Es verstrich einige Zeit, bis er wiederkehrte. Er preschte heran, als würde ihn jemand verfolgen. Vor ihnen riß er abrupt die Zügel herum und sprang vom Pferd.
»Was ist los?« rief Eadulf und sah besorgt hinter ihn.
»Ich mußte mich beeilen, um euch zu warnen«, erwiderte Gorman. »Die Leute wollen Uamans Turm plündern und dann niederbrennen, jetzt, wo sie wissen, daß er keine Gefahr mehr für sie darstellt. Sie bereiten sich zum Aufbruch vor, trinken sich Mut an und feiern ausgelassen. Wir müssen vorher zum Turm und alles retten, was wichtig ist.«
Eadulf schaute zu Basil Nestorios und dolmetschte ihm rasch, was er erfahren hatte.
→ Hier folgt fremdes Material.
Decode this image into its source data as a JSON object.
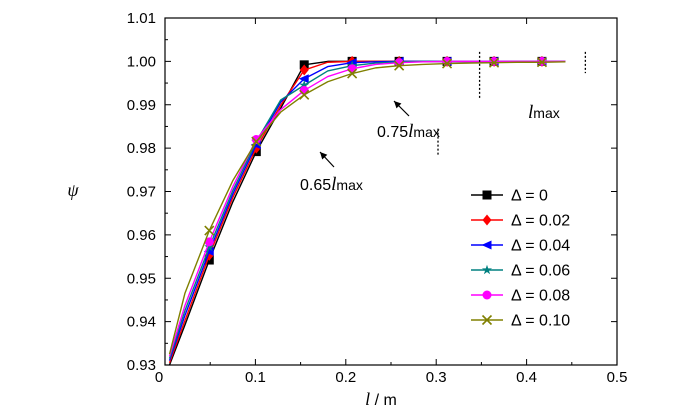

»Und wir müssen vorher diesen Krieger aus der Zelle holen«, fügte Basil Nestorios hinzu. »Ich hätte ihn fast vergessen. Er kann uns nicht mehr gefährlich werden. Ich möchte nicht, daß noch jemand stirbt. Noch wertvoller ist meine Kiste mit der Medizin. Die sollte lieber nicht in die Hände von Leuten fallen, die ihren Wert nicht einschätzen können.«
Gorman hatte sein Pferd neben Eadulfs angebunden.
»Laßt uns aufbrechen. Uaman hat diese Gegend mit eiserner Hand regiert«, meinte er und drehte sich um. »Als ich den Leuten in der Siedlung erzählte, daß er tot ist, wurden sie vor Freude ganz ausgelassen. Diese Freude schlug bald in Zorn um. Also sollten wir uns beeilen. Das Wasser steht jetzt so niedrig, daß wir hinüberkönnen.«
»Nehmen wir die Pferde mit?«
»Es ist besser, wenn wir sie hierlassen. Wir müssen ja noch andere Tiere vom Turm herführen. Und der Dünen weg wird für sie nicht leicht werden. Die Bewohner der Siedlung werden bald hier sein.«
Als sie über die Sanddüne zum Turm hinübereilten, mußte Eadulf noch einmal an Uamans Untergang denken. Ihm lief ein kalter Schauer über den Rücken, die Leiche des Leprakranken war ganz in der Nähe in den weichen Sand hinuntergezogen worden. Er zitterte unwillkürlich und blickte zu Gorman, der voranging.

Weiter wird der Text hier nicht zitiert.